部屋の扉を開けると彩花が抱き着いてきて、開口一番にそんな事を言った。


「あらら、あやちゃん甘えんぼさんかな?」

彩花はたまに甘えんぼモードになる。小学生の低学年の頃はよくこうやって抱き着いてきては頭をグリグリ胸に押し当ててきた。ここ数年は無かったのだが、環境が激変した為、変なスイッチが入ったのかもしれない。


「あのね、あやか(・・・)プリンが食べたいの。」

彩花が胸の中で器用にクルッと上を向いて、おねだりする様に言った。ウン、カワイイ。ちなみに今は例の野暮ったい黒メガネはしていない。というよりもこの世界に来てから視力が良くなったみたいで不要になったと言っていた。


「プリン?」


「そうお兄ちゃんの作ったプリン、久々に食べたいの。」


「プリンか・・」

俺は彩花の頭を撫でながら言った。プリンは牛乳、卵、砂糖があれば作れる。シンプルだけに美味しく作ろうと思えば難しいが、ある程度のものなら簡単に作れてしまう。お菓子作りは彩花の世話をするうちに身に着けたスキルの一つではあるが、俺の趣味でもある。ここでの生活にも少し慣れた事だし作ってみるのも悪くないと思った。なにより暇なのだ。


(材料あるかな?)

こないだ市場に行ったときに砂糖はあるのを確認している。チーズがあるから、なんらかの"乳"はあるのだろう。後は卵か・・・エルナさんに聞いてみよう。


「駄目?」

彩花が考え込む俺をみて、確認する様に言った。


「いや、材料次第かな。でも冷えてないと美味しくないんじゃないか?」

この世界には当然冷蔵庫なんかない。常温でも食べれない事もないがやはり冷たい方がおいしいだろう。

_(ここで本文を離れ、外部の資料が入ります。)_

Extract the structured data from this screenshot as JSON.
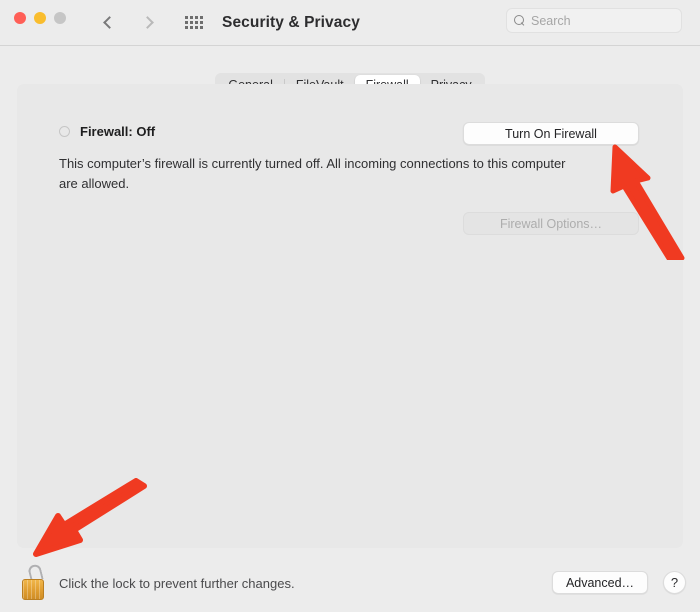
{
  "window": {
    "title": "Security & Privacy",
    "traffic_lights": [
      {
        "name": "close",
        "color": "#ff5f57"
      },
      {
        "name": "minimize",
        "color": "#f9bd2e"
      },
      {
        "name": "zoom",
        "color": "#c6c6c6"
      }
    ]
  },
  "toolbar": {
    "back_icon": "chevron-left-icon",
    "forward_icon": "chevron-right-icon",
    "grid_icon": "grid-dots-icon",
    "search": {
      "icon": "search-icon",
      "placeholder": "Search",
      "value": ""
    }
  },
  "tabs": [
    {
      "label": "General",
      "selected": false
    },
    {
      "label": "FileVault",
      "selected": false
    },
    {
      "label": "Firewall",
      "selected": true
    },
    {
      "label": "Privacy",
      "selected": false
    }
  ],
  "firewall": {
    "status_label": "Firewall: Off",
    "status_state": "off",
    "description": "This computer’s firewall is currently turned off. All incoming connections to this computer are allowed.",
    "turn_on_button": "Turn On Firewall",
    "options_button": "Firewall Options…",
    "options_button_disabled": true
  },
  "footer": {
    "lock_icon": "padlock-open-icon",
    "lock_text": "Click the lock to prevent further changes.",
    "advanced_button": "Advanced…",
    "help_button": "?"
  },
  "annotations": {
    "accent_color": "#f03a21",
    "arrows": [
      {
        "name": "arrow-to-turn-on-firewall",
        "points_to": "Turn On Firewall"
      },
      {
        "name": "arrow-to-lock",
        "points_to": "padlock"
      }
    ]
  }
}
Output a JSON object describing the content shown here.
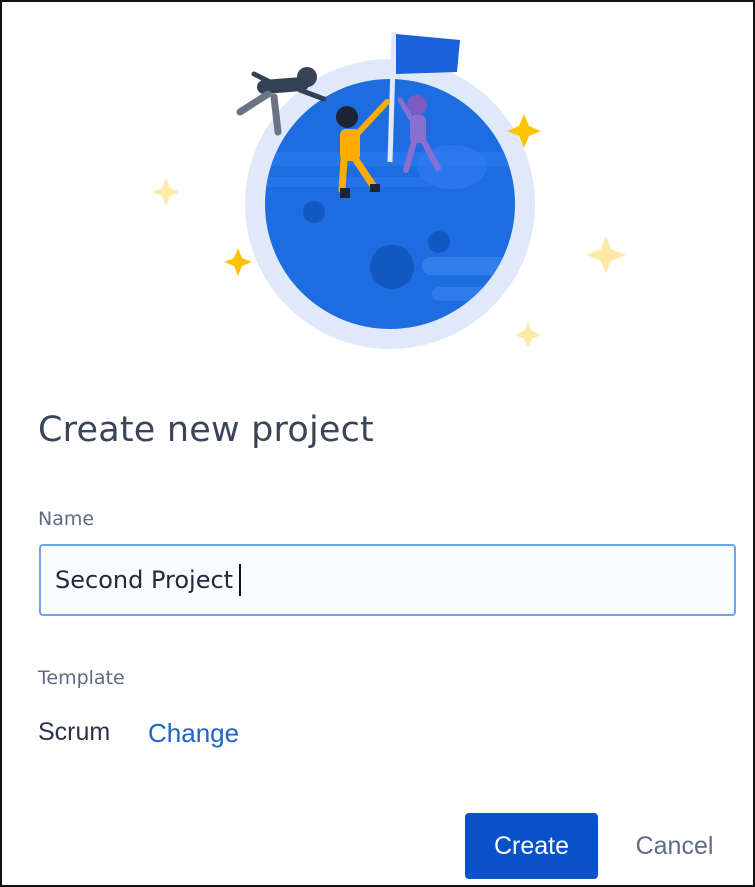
{
  "dialog": {
    "title": "Create new project",
    "name_label": "Name",
    "name_value": "Second Project",
    "template_label": "Template",
    "template_value": "Scrum",
    "change_link": "Change",
    "create_button": "Create",
    "cancel_button": "Cancel"
  },
  "colors": {
    "primary": "#0851c9",
    "link": "#1f63c6",
    "field_border_focus": "#6aa6ee",
    "title_text": "#3b4559",
    "label_text": "#5e6c84",
    "planet": "#1d6de0",
    "planet_halo": "#dfe9fa",
    "star": "#ffc400"
  },
  "illustration": {
    "icon": "planet-flag-illustration"
  }
}
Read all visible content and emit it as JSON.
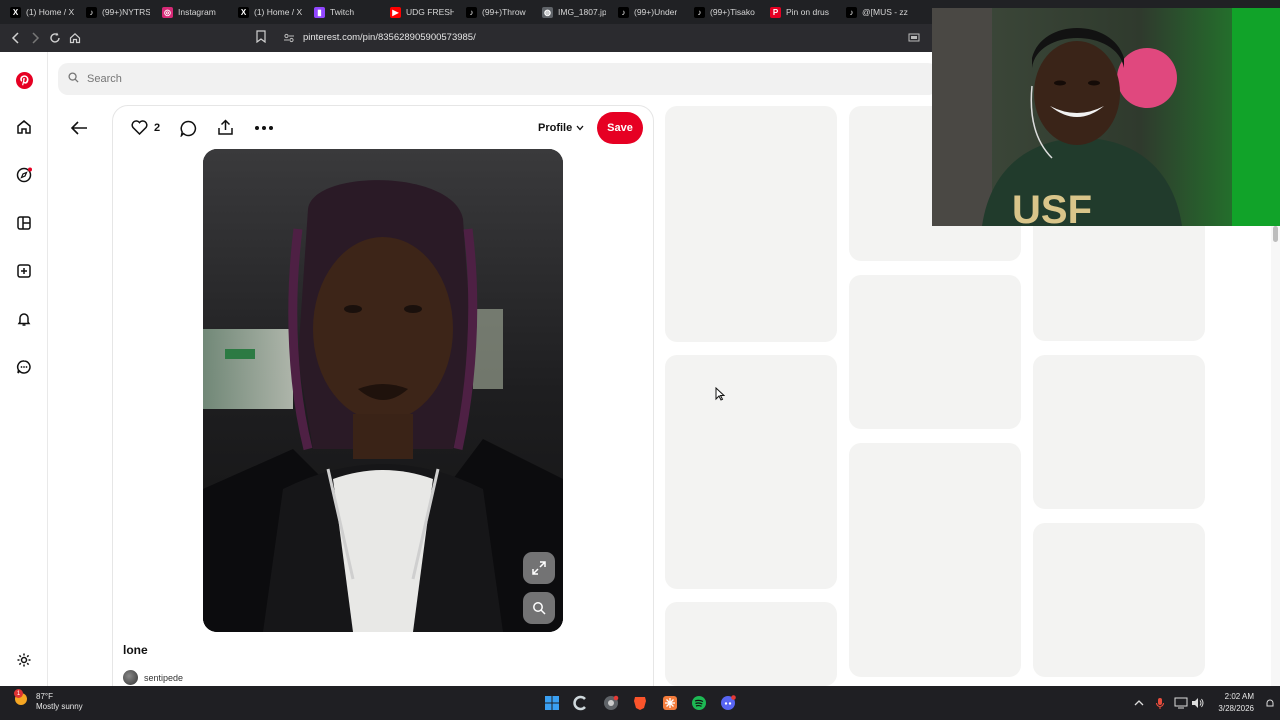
{
  "browser": {
    "tabs": [
      {
        "label": "(1) Home / X",
        "icon": "x-logo-icon",
        "color": "#000000"
      },
      {
        "label": "(99+)NYTRS",
        "icon": "tiktok-icon",
        "color": "#000000"
      },
      {
        "label": "Instagram",
        "icon": "instagram-icon",
        "color": "#d62976"
      },
      {
        "label": "(1) Home / X",
        "icon": "x-logo-icon",
        "color": "#000000"
      },
      {
        "label": "Twitch",
        "icon": "twitch-icon",
        "color": "#9146ff"
      },
      {
        "label": "UDG FRESH",
        "icon": "youtube-icon",
        "color": "#ff0000"
      },
      {
        "label": "(99+)Throw",
        "icon": "tiktok-icon",
        "color": "#000000"
      },
      {
        "label": "IMG_1807.jp",
        "icon": "globe-icon",
        "color": "#5f6368"
      },
      {
        "label": "(99+)Under",
        "icon": "tiktok-icon",
        "color": "#000000"
      },
      {
        "label": "(99+)Tisako",
        "icon": "tiktok-icon",
        "color": "#000000"
      },
      {
        "label": "Pin on drus",
        "icon": "pinterest-icon",
        "color": "#e60023"
      },
      {
        "label": "@[MUS - zz",
        "icon": "tiktok-icon",
        "color": "#000000"
      }
    ],
    "url": "pinterest.com/pin/835628905900573985/"
  },
  "search": {
    "placeholder": "Search"
  },
  "pin": {
    "like_count": "2",
    "profile_label": "Profile",
    "save_label": "Save",
    "title": "lone",
    "author": "sentipede"
  },
  "taskbar": {
    "weather_temp": "87°F",
    "weather_desc": "Mostly sunny",
    "weather_badge": "1",
    "time": "2:02 AM",
    "date": "3/28/2026"
  },
  "colors": {
    "pinterest_red": "#e60023",
    "skeleton": "#f3f3f2"
  }
}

 俺がそういうと、彩花が少し離れて、手から"氷"を出した。1cm角の小さい物だ。


「これで冷やせるよ」

彩花が自慢気に言った。そういや彩花は氷魔法を使えるのだった。冷やす問題はあっさりと解決した。


「じゃあ、冷やす時はあやちゃんにお願いしようかな。」

俺が笑顔で返すと、彩花が目を合わせずに"うん"と(うなづ)いた。


甘えんぼモードはもう終わりらしい。少し恥ずかしくなったのだろう。


 という事で、プリン作りを開始した。甘味に飢えているわけではないが時間つぶしにはちょうどいい。材料は問題なく揃った。エルナさんに頼むと近くの農家から鶏卵と牛乳をすぐ調達してくれた。砂糖については市場で購入した、300g程度で銀貨6枚、6千円くらいだな、高いがお金を使う機会が殆ど無いため、気にはならない。

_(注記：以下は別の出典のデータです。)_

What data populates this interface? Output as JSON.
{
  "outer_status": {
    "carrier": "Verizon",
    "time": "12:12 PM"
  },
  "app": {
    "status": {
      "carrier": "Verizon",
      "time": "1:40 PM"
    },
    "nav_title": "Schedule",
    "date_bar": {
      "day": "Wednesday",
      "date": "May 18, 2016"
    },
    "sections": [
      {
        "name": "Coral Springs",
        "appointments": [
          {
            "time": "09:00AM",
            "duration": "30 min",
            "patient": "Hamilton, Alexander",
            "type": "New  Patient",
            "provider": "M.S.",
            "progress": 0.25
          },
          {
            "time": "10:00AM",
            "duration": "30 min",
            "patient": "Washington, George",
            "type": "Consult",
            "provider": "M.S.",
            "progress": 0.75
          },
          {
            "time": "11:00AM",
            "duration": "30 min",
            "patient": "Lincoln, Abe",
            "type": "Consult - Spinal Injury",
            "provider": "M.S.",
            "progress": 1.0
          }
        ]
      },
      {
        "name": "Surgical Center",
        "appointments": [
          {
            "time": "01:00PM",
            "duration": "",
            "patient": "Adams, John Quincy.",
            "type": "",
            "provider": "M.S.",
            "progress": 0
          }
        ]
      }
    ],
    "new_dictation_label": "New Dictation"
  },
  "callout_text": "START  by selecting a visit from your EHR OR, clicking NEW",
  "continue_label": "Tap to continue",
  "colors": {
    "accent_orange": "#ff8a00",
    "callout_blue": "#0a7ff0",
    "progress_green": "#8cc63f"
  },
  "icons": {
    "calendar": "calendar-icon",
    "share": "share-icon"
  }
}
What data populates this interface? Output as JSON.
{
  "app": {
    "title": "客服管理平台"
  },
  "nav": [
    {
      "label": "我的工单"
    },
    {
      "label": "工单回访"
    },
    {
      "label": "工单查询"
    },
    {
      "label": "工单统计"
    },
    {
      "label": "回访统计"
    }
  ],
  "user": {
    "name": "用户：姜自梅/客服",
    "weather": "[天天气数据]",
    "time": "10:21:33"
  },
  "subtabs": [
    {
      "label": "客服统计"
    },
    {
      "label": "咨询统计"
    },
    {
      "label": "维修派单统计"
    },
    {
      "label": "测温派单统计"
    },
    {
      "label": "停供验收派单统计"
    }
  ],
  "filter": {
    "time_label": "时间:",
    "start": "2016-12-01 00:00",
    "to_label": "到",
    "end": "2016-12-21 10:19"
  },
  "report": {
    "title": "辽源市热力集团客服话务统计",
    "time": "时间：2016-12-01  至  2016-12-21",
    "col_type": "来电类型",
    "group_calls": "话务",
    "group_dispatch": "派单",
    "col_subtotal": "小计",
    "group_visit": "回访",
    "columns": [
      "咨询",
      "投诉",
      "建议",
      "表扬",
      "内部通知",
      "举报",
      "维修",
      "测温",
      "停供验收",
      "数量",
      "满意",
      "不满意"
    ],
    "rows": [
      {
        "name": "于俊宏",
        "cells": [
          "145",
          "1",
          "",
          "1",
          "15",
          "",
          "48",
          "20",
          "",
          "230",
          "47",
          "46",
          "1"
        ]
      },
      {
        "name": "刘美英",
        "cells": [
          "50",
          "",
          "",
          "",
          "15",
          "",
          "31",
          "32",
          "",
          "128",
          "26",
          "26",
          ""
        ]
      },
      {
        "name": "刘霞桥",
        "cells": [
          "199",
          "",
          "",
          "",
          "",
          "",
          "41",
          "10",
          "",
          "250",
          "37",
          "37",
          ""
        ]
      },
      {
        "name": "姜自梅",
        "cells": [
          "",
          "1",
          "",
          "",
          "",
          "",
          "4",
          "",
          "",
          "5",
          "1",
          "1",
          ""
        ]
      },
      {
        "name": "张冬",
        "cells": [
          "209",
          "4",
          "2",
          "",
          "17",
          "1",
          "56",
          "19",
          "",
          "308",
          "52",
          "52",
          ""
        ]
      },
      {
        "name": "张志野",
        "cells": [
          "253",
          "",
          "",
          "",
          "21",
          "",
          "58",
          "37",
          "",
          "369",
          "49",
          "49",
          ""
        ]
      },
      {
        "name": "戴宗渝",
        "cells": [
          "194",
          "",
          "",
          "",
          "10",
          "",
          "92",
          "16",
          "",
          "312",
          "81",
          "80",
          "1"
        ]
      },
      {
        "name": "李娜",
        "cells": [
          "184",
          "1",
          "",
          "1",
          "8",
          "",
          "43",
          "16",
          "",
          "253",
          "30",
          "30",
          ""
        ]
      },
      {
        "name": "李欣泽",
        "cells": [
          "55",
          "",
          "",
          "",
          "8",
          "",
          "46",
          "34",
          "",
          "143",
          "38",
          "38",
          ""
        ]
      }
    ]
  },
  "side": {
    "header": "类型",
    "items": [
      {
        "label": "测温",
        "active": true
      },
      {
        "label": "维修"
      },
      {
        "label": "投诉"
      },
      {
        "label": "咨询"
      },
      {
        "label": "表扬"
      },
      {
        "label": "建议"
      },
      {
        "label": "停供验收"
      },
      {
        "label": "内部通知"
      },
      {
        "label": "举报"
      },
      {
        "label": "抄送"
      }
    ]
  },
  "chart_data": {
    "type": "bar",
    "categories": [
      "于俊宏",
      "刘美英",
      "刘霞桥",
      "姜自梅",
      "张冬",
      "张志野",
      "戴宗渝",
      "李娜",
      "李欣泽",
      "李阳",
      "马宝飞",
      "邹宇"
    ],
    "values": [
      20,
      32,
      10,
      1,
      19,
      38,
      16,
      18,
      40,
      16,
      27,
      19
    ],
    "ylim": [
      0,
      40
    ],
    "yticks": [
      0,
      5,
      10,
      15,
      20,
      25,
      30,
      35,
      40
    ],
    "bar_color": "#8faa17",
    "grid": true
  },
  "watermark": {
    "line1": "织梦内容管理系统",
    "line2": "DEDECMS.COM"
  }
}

 プリンは甘さと食感を楽しむお菓子だ。甘さは砂糖で調整できる。難しいのは(なめら)な食感を出す事で、これには内部に()(気泡)が入らないよう工夫する必要がある。()が入る原因は大体は加熱の温度や時間である。自宅であれば、オーブンレンジで作っていたのでそこら辺の微妙な温度や時間の調整は全て機械がやってくれていたが、ここではそうはいかない。材料の違いもあり若干戸惑ったが、4回目で納得のいくものが出来た。カラメルと生クリームも合わせて作る。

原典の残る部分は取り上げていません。